The Iceberg integration also provides methods for managing tables and namespaces:

* `list_namespaces()`: List all namespaces in the catalog
* `list_tables(namespace)`: List all tables in a namespace
* `get_table_schema(table_name, namespace)`: Get the schema of a table
* `drop_table(table_name, namespace)`: Drop (delete) a table
* `drop_namespace(namespace)`: Drop (delete) a namespace

### Notes

* The Iceberg integration supports direct access to tables through metadata stored in S3 when tables are not registered in the catalog.
* For SQL catalog, `base_uri` should point to your warehouse location and include a trailing slash (e.g., `s3://bucket/warehouse/`).
* For AWS Glue catalog, tables must be registered in AWS Glue.
* When using `metadata_file`, the path is constructed as: `{base_uri}{table_name}/metadata/{metadata_file}`.
* Additional scan parameters (e.g., `row_filter`, `selected_fields`, `case_sensitive`, `snapshot_id`) can be passed to the `load()` method.

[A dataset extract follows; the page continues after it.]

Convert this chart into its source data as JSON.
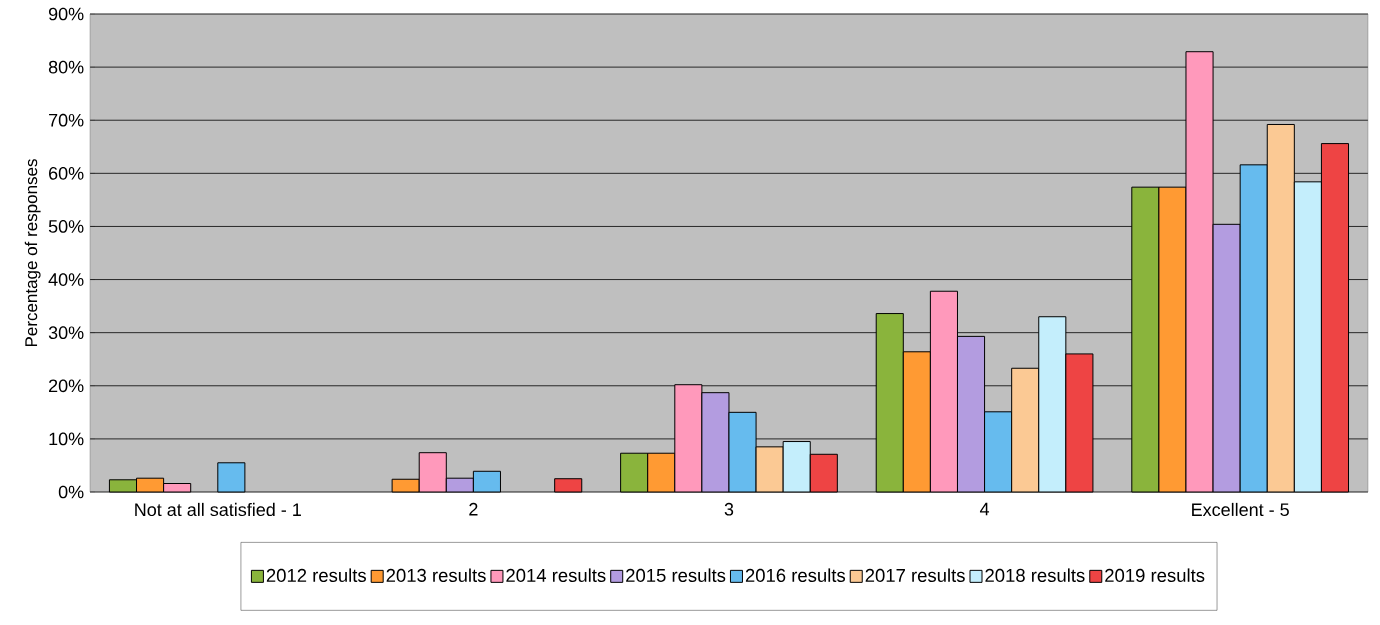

## Using Iceberg with PySpark

Mage Pro supports reading from and writing to [Apache Iceberg](https://iceberg.apache.org/) tables using PySpark, enabling scalable and efficient data lake operations.

### Example code

Using Iceberg with Google Cloud Storage (GCS)

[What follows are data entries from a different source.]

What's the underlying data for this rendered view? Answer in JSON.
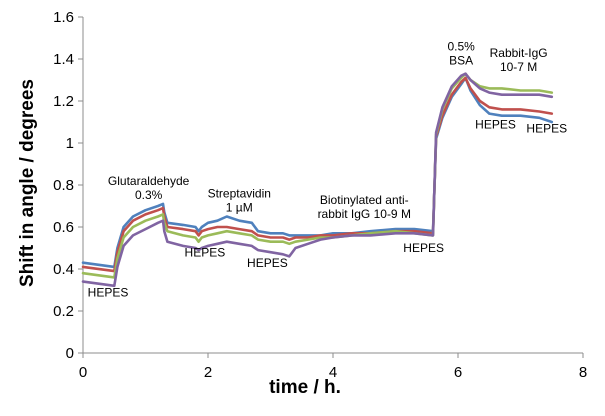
{
  "chart_data": {
    "type": "line",
    "title": "",
    "xlabel": "time / h.",
    "ylabel": "Shift in angle / degrees",
    "xlim": [
      0,
      8
    ],
    "ylim": [
      0,
      1.6
    ],
    "xticks": [
      "0",
      "2",
      "4",
      "6",
      "8"
    ],
    "yticks": [
      "0",
      "0.2",
      "0.4",
      "0.6",
      "0.8",
      "1",
      "1.2",
      "1.4",
      "1.6"
    ],
    "grid": false,
    "legend": "none",
    "series": [
      {
        "color": "#4f81bd",
        "x": [
          0,
          0.5,
          0.55,
          0.65,
          0.8,
          1.0,
          1.2,
          1.28,
          1.3,
          1.35,
          1.6,
          1.8,
          1.85,
          1.9,
          2.0,
          2.15,
          2.3,
          2.5,
          2.7,
          2.75,
          2.8,
          3.0,
          3.2,
          3.3,
          3.4,
          3.6,
          3.8,
          4.0,
          4.3,
          4.6,
          5.0,
          5.3,
          5.6,
          5.65,
          5.75,
          5.9,
          6.05,
          6.12,
          6.2,
          6.35,
          6.5,
          6.7,
          7.0,
          7.3,
          7.5
        ],
        "y": [
          0.43,
          0.41,
          0.5,
          0.6,
          0.65,
          0.68,
          0.7,
          0.71,
          0.67,
          0.62,
          0.61,
          0.6,
          0.58,
          0.6,
          0.62,
          0.63,
          0.65,
          0.63,
          0.62,
          0.6,
          0.58,
          0.57,
          0.57,
          0.56,
          0.56,
          0.56,
          0.56,
          0.57,
          0.57,
          0.58,
          0.59,
          0.59,
          0.58,
          1.02,
          1.12,
          1.22,
          1.28,
          1.31,
          1.25,
          1.18,
          1.14,
          1.13,
          1.13,
          1.12,
          1.1
        ]
      },
      {
        "color": "#c0504d",
        "x": [
          0,
          0.5,
          0.55,
          0.65,
          0.8,
          1.0,
          1.2,
          1.28,
          1.3,
          1.35,
          1.6,
          1.8,
          1.85,
          1.9,
          2.0,
          2.15,
          2.3,
          2.5,
          2.7,
          2.75,
          2.8,
          3.0,
          3.2,
          3.3,
          3.4,
          3.6,
          3.8,
          4.0,
          4.3,
          4.6,
          5.0,
          5.3,
          5.6,
          5.65,
          5.75,
          5.9,
          6.05,
          6.12,
          6.2,
          6.35,
          6.5,
          6.7,
          7.0,
          7.3,
          7.5
        ],
        "y": [
          0.41,
          0.39,
          0.48,
          0.58,
          0.63,
          0.66,
          0.68,
          0.69,
          0.65,
          0.6,
          0.59,
          0.58,
          0.56,
          0.58,
          0.59,
          0.6,
          0.6,
          0.59,
          0.58,
          0.57,
          0.56,
          0.55,
          0.55,
          0.54,
          0.55,
          0.55,
          0.56,
          0.56,
          0.57,
          0.57,
          0.58,
          0.58,
          0.57,
          1.03,
          1.13,
          1.23,
          1.29,
          1.31,
          1.26,
          1.2,
          1.17,
          1.16,
          1.16,
          1.15,
          1.14
        ]
      },
      {
        "color": "#9bbb59",
        "x": [
          0,
          0.5,
          0.55,
          0.65,
          0.8,
          1.0,
          1.2,
          1.28,
          1.3,
          1.35,
          1.6,
          1.8,
          1.85,
          1.9,
          2.0,
          2.15,
          2.3,
          2.5,
          2.7,
          2.75,
          2.8,
          3.0,
          3.2,
          3.3,
          3.4,
          3.6,
          3.8,
          4.0,
          4.3,
          4.6,
          5.0,
          5.3,
          5.6,
          5.65,
          5.75,
          5.9,
          6.05,
          6.12,
          6.2,
          6.35,
          6.5,
          6.7,
          7.0,
          7.3,
          7.5
        ],
        "y": [
          0.38,
          0.36,
          0.45,
          0.55,
          0.6,
          0.63,
          0.65,
          0.66,
          0.62,
          0.58,
          0.56,
          0.55,
          0.53,
          0.55,
          0.56,
          0.57,
          0.58,
          0.57,
          0.56,
          0.55,
          0.54,
          0.53,
          0.53,
          0.52,
          0.53,
          0.54,
          0.55,
          0.55,
          0.56,
          0.57,
          0.58,
          0.57,
          0.56,
          1.04,
          1.16,
          1.26,
          1.31,
          1.33,
          1.3,
          1.27,
          1.26,
          1.26,
          1.25,
          1.25,
          1.24
        ]
      },
      {
        "color": "#8064a2",
        "x": [
          0,
          0.5,
          0.55,
          0.65,
          0.8,
          1.0,
          1.2,
          1.28,
          1.3,
          1.35,
          1.6,
          1.8,
          1.85,
          1.9,
          2.0,
          2.15,
          2.3,
          2.5,
          2.7,
          2.75,
          2.8,
          3.0,
          3.2,
          3.3,
          3.4,
          3.6,
          3.8,
          4.0,
          4.3,
          4.6,
          5.0,
          5.3,
          5.6,
          5.65,
          5.75,
          5.9,
          6.05,
          6.12,
          6.2,
          6.35,
          6.5,
          6.7,
          7.0,
          7.3,
          7.5
        ],
        "y": [
          0.34,
          0.32,
          0.41,
          0.51,
          0.56,
          0.59,
          0.62,
          0.63,
          0.58,
          0.53,
          0.51,
          0.5,
          0.49,
          0.5,
          0.51,
          0.52,
          0.53,
          0.52,
          0.51,
          0.5,
          0.49,
          0.48,
          0.47,
          0.46,
          0.5,
          0.52,
          0.54,
          0.55,
          0.56,
          0.56,
          0.57,
          0.57,
          0.56,
          1.05,
          1.17,
          1.27,
          1.32,
          1.33,
          1.3,
          1.26,
          1.24,
          1.23,
          1.23,
          1.23,
          1.22
        ]
      }
    ],
    "annotations": [
      {
        "lines": [
          "HEPES"
        ],
        "x": 0.4,
        "y": 0.27
      },
      {
        "lines": [
          "Glutaraldehyde",
          "0.3%"
        ],
        "x": 1.05,
        "y": 0.8
      },
      {
        "lines": [
          "HEPES"
        ],
        "x": 1.95,
        "y": 0.46
      },
      {
        "lines": [
          "Streptavidin",
          "1 µM"
        ],
        "x": 2.5,
        "y": 0.74
      },
      {
        "lines": [
          "HEPES"
        ],
        "x": 2.95,
        "y": 0.41
      },
      {
        "lines": [
          "Biotinylated anti-",
          "rabbit IgG 10-9 M"
        ],
        "x": 4.5,
        "y": 0.71
      },
      {
        "lines": [
          "HEPES"
        ],
        "x": 5.45,
        "y": 0.48
      },
      {
        "lines": [
          "0.5%",
          "BSA"
        ],
        "x": 6.05,
        "y": 1.44
      },
      {
        "lines": [
          "Rabbit-IgG",
          "10-7 M"
        ],
        "x": 6.97,
        "y": 1.41
      },
      {
        "lines": [
          "HEPES"
        ],
        "x": 6.6,
        "y": 1.07
      },
      {
        "lines": [
          "HEPES"
        ],
        "x": 7.42,
        "y": 1.05
      }
    ]
  }
}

```python theme={"system"}
from pyspark.sql import SparkSession

spark = SparkSession.builder \
    .appName("IcebergWithGCS") \
    .config("spark.jars.packages", "org.apache.iceberg:iceberg-spark-runtime-3.5_2.12:1.5.1") \
    .config("spark.jars", "/opt/spark/jars/gcs-connector-hadoop3-2.2.5-shaded.jar") \
    .config("spark.sql.extensions", "org.apache.iceberg.spark.extensions.IcebergSparkSessionExtensions") \
    .config("spark.sql.catalog.iceberg", "org.apache.iceberg.spark.SparkCatalog") \
    .config("spark.sql.catalog.iceberg.type", "hadoop") \
    .config("spark.sql.catalog.iceberg.warehouse", "gs://mage_icerberg_test/test") \
    .config("spark.hadoop.fs.gs.impl", "com.google.cloud.hadoop.fs.gcs.GoogleHadoopFileSystem") \
    .config("spark.hadoop.google.cloud.auth.service.account.enable", "true") \
    .config("spark.hadoop.google.cloud.auth.service.account.json.keyfile", "/home/src/default_repo/your_google_service_account_key.json") \
    .getOrCreate()
```

Create and Write an Iceberg Table

```python theme={"system"}
# Sample DataFrame
df = spark.createDataFrame([
    (1, "apple"),
    (2, "banana"),
    (3, "banana"),
], ["id", "fruit"])

# Create the database if it doesn't exist
spark.sql("CREATE DATABASE IF NOT EXISTS iceberg.db_name")

# Write data to an Iceberg table
df.writeTo("iceberg.db_name.iceberg_table") \
  .using("iceberg") \
  .createOrReplace()
```

### Notes

* `iceberg.db_name.iceberg_table` uses the Hadoop catalog type and stores metadata in the specified GCS path.
* You can modify the catalog configs to use **Hive**, **Glue**, or **Nessie** depending on your architecture.
* For AWS S3, update the warehouse path and authentication configurations accordingly.
* The Google service account key file path must be accessible inside the Mage Pro cluster.
* You can run this code inside a block in Mage Pro batch pipeline.